И действительно, увидев у окна вагона человека со страдальческим лицом, она принялась ему кивать, размахивая шапкой, и несколько раз подряд повторила однозвучно и внятно:

– Мы тоже несчастны… тоже несчастны… тоже несчастны…

Однажды, возвращаясь отсюда в город и проходя через заснеженный пустырь, Миреле далеко на дороге, вьющейся позади, заметила бричку бывшего своего жениха и остановилась, чтобы подождать ее приближения.

Липкис взглянул на нее так странно, словно хотел уничтожить ее этим взглядом, а она сильно покраснела и даже сказала громче обыкновенного:

– Ну, что ты так на меня смотришь?

А дело было вот в чем: ей не хотелось, чтобы он заметил, как ее грусть словно рукой сняло. Она даже добавила по-русски:

– Ты глупый…

И принялась весело и буйно обсыпать его снежками, с хохотом швыряя их в него, прыгая, то и дело хватая новые пригоршни снега и снова швыряя, и снова хохоча, – пока не довела его до того, что он, прихрамывая, отбежал от нее на несколько шагов, сгорбился и обеими руками заслонил, морщась, лицо.

Когда бричка, запряженная новыми гнедыми лошадьми, подъехала ближе, она заложила за спину руки с пригоршнями снега и, слегка усмехаясь, широко открытыми, любопытными глазами глядела прямо в лицо своему бывшему жениху.

Одетый в широкий барский тулуп, подбитый желтым мехом, он сидел, развалясь в крытых лаком санях и, как настоящий помещик, время от времени делал краткие замечания кучеру.

Он ни разу не оглянулся ни на нее, ни на Липкиса, а она все стояла неподвижно, как окаменелая, провожая его глазами, и видела, как бричка с седоком скрылась из глаз за первыми домами городка.

– А он похорошел, – сказала она тихо, словно про себя, и о чем-то задумалась.

Только у самой околицы городка она немного повеселела, и лицо ее приняло странное, победительное выражение. Она сказала:

– А бородку свою, Липкис… бородку свою он снова сбрил…

Липкис был зол и молчалив. Странная тяжесть лежала у него на душе, и он все время сердито думал: «Это просто черт знает что, какими глупостями эта женщина заставляет его набивать себе голову. Велика важность, подумаешь, сбрил себе этот буйвол бороду, или нет».

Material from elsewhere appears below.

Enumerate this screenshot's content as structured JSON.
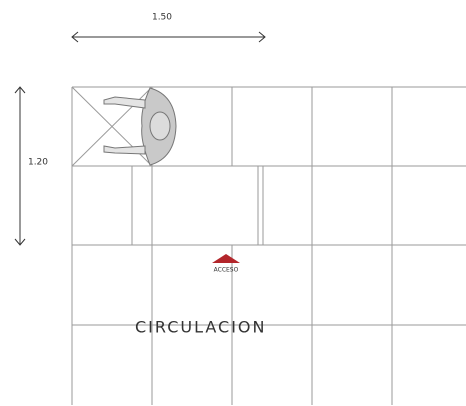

Миреле на обратном пути тоже все время молчала; она снова стала печальна и как-то странно задумчива и слишком широко открытыми глазами смотрела вниз, на свои медленно шагающие ноги.

Вдруг она остановилась и, не подымая опущенной головы, спросила:

– Липкис, вы не находите – люди, в сущности, уже слишком стары и слишком умны, чтобы еще жить на свете. Пожалуй, пора, чтобы все поскорее вымерли и вместо них народились бы новые люди.

С минуту вглядывалась еще она своими томно-печальными глазами куда-то вдаль, в туманную полосу полей, а потом, вдруг, под влиянием какой-то мысли, сделала гримасу ртом и оглянулась на Липкиса.

– Эх, была не была… – она показала рукой на надвигающуюся кругом густую тьму, – пойдемте уж лучше сейчас к акушерке Шац чай пить…

У нее на сердце, видно, тоже порядком кошки скребли, и ни за что не хотелось ей, должно быть, в таком состоянии возвращаться домой и там сидеть в одиночестве целый вечер.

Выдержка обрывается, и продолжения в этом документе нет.